III. Selim, 1806'da Rusların Eflak ve Boğdan'ı işgali nedeniyle Çanakkale Boğazını kapatarak Sekizinci Osmanlı-Rus Savaşını başlatırken, o sıralarda Fransa'nın İstanbul’daki Büyükelçisi General Horace François Sébastiani’nin Çanakkale'nin savunmasında önemli rol oynaması nedeniyle III.Selim, yazlık ikametgâh olarak kullanmak üzere İpsilanti yalısını ve tüm araziyi 1807'de Fransa’ya hediye eder.
1828-1829 yıllarında yer alan Dokuzuncu Osmanlı-Rus Savaşı zamanı İngilizler, 1827 Navarin Deniz Savaşından beri kesik olan ilişkilerini onarmak amacıyla Sir Robert Gordon'u Osmanlı İmparatorluğu nezdine yeni Büyükelçi göndermişti. Padişah 2’nci Mahmut Osmanlı-Rus savaşında İngilizleri yanına çekmeyi, desteğini almayı düşünmüş ve silâhtarına verdiği emirle Büyükelçiye Ayazağa'daki çiftliğinde bir de ziyafet verdirmiş akabinde de Tarabya Burnunda bulunan, II. Bayezit Vakfına ait bir yalıyı arkasındaki kayalık araziyle birlikte yazlık ikametgâh olarak kullanılmak üzere İngilizlere hediye etmiş. SirRobert Gordon'un hemen o yaz taşınıp İngiliz bayrağını yalıya çekmiş. Bu bina uzun yıllar kullanılmış ancak daha sonra yangın ve sair sebeplerden dolayı İngilizler bu araziyi terk etmişler.

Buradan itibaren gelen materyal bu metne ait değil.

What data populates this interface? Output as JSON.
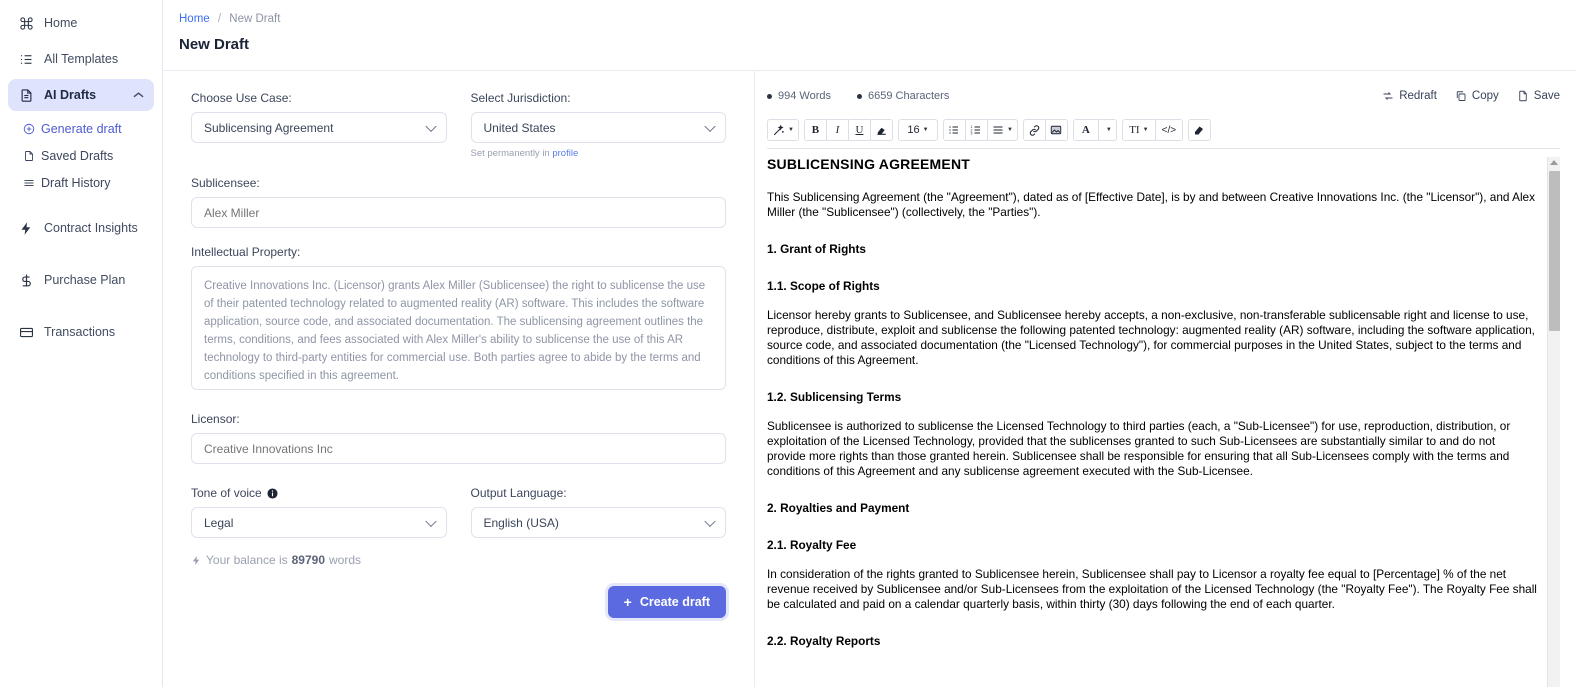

1847'de İngiliz Kraliçesi Victoria'nın tahta geçişinin 10’uncu yılını kutlamak amacıyla o zamanki Sultan I. Abdülmecid, yine Kireç Burnu istikametinde Tarabya'da, hemen Fransızların komşusu, fakat bu defa eskisine kıyasla çok daha büyük, içinde Mr. Banson arazisi olarak bilinen mülk, Avusturya Tuna Buhar Navigasyon Şirketinin kullanılmayan fabrika binaları ve biri ahşap Baltazzi Evi, diğeri Ateşe Binası olarak tanınan taş bir yapı dâhil 4 yalının bulunduğu 3,5 hektarlık araziyi İngiliz Büyükelçiliğine hediye eder.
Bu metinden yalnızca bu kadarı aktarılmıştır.